We spoke about the state of this culture, and he highlighted how the negativity has dispersed and mutual support has blossomed. “People seem a lot more positive. All the people coming up and putting out music. I’m in the studio with all sorts of people from all walks of life. No matter where you are from or who you are, we all connect over the love of making music.”

“I feel like people genuinely have an actual passion for this. Everyone wants to see each other succeed. It feels like friendly competition. We all fit in this jigsaw puzzle of music,” he remarked. “It is really nice. It is comforting. I don’t feel like I am competing with anyone. It feels like everyone is just one. Even if we don’t interact and see each other all the time, we all acknowledge each other, and respect each other’s music. I think this is how it should be.”

At only 21 years of age, El Londo has already made a statement within the scene by producing a range of projects, including AshLondo 1 and 2 with Ashbeck, Cost Of Living with Capo Lee, and 2021 EP Text Language with Namani. With THANKSLONDO, El Londo presents a tape that I see as a screenshot of the UK’s spread of rap, especially centred around London’s talent.

It includes the likes of Youngs Teflon, Capo Lee, BlazeYL, DA, Ashbeck, Bawo and Oscar #Worldpeace – a spread of UK hip-hop, grime, trap and even drill. It compiles a spread of rappers that capture what’s happening in the underground scene and pays homage to a few underground legends. El Londo’s production on the tape leans into this spread of influences, adding his unique spin on beats, such as ‘Messy’ with DA, a drill-inspired track that had its video released a few days ago, and ‘Designer Flow’ with Ashbeck and Capo Lee, which leans into rap and grime.

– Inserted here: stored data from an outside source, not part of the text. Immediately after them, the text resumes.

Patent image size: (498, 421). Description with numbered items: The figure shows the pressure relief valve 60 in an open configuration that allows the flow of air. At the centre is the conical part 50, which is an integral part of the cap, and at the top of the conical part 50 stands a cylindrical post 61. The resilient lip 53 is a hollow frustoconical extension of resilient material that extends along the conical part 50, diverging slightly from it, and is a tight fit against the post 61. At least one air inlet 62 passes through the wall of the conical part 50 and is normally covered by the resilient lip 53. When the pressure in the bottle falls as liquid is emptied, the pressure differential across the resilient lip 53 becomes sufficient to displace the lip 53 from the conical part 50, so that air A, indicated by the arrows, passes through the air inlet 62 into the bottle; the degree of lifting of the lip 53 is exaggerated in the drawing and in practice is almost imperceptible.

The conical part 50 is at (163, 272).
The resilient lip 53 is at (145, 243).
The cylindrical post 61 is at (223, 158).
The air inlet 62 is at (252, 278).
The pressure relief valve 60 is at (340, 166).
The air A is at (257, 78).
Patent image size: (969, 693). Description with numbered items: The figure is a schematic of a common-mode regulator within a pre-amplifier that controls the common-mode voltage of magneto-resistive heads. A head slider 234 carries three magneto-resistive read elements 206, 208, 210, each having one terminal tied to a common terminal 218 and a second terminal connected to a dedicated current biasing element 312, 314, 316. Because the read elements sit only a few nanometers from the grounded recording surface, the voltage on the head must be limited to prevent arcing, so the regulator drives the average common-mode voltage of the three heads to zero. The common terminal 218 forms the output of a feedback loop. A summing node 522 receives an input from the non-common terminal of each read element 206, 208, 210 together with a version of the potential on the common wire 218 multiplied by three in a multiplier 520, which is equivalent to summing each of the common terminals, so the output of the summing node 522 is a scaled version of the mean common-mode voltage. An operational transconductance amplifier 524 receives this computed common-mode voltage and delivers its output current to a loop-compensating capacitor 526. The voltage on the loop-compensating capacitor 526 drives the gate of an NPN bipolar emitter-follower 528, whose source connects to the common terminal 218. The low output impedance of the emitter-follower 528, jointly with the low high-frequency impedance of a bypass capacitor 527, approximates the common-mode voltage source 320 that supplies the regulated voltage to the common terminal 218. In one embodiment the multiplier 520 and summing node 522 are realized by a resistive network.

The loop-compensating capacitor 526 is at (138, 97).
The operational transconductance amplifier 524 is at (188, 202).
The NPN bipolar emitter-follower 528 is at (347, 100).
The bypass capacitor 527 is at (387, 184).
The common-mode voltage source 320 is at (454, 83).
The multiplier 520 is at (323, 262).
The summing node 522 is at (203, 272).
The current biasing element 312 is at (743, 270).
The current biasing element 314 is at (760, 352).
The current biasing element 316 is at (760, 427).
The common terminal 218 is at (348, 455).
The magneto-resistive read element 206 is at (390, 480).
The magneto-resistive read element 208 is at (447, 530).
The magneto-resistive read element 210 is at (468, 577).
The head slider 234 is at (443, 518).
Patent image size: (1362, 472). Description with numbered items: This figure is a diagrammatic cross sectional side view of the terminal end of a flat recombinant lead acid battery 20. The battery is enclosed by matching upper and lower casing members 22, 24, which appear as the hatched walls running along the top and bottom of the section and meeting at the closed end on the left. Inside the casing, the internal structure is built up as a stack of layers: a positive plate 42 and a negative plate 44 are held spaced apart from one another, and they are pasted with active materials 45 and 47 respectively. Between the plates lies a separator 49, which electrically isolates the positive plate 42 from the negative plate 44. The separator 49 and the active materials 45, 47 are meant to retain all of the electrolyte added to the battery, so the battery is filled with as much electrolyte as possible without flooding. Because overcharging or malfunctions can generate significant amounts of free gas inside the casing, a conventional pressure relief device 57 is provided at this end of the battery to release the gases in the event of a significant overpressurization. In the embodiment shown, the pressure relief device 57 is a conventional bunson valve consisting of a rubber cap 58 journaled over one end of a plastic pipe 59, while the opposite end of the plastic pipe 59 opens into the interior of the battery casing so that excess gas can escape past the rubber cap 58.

The appeal of his sound is the therapeutic and captivating production, pieced together through traits of those various sounds, resulting in a smooth listen and beat for rappers’ lyrics to sit on. The strength of El Londo’s production is the understanding and appreciation of the artists he works with.

“Because I actually listen to them, I feel like I can make the perfect beat for them to sit on.” El Londo asked how he tailored the beats to the different artists on the project.

In a Cypher hosted by Victory Lap a couple of months ago, El Londo links up with peers at the new home of the underground sound and culture. Featuring artists who appear on his project, he mixes and flexes beats he produced into a smooth set, capturing the essence, culture, moment and time the underground scene is in as each evolves into their own path while uplifting each other.

El Londo

The tape is almost a self-titled project, an approach to a project reflective of many artists who usually inject their identity into it. But as a producer, the tape offers a different execution of the idea. “I was actually saying this to someone earlier. There is more than one meaning. It’s a ‘thanks’ to all of those who supported me. Whether that’s friends, family, or even people just listening to my project. It’s thanks to them,” he says with a wondering smile. “It is also like I am thanking myself. Thanks Londo… My name is Elliot, I am thanking Londo, because he changed my life.”

“Finding El Londo changed a lot of things for me. It made me find a lot of worth. There’s nothing else that I am really that good at. I have tried to do a lot of things in my life. Music seems to be the only thing that I can really do.”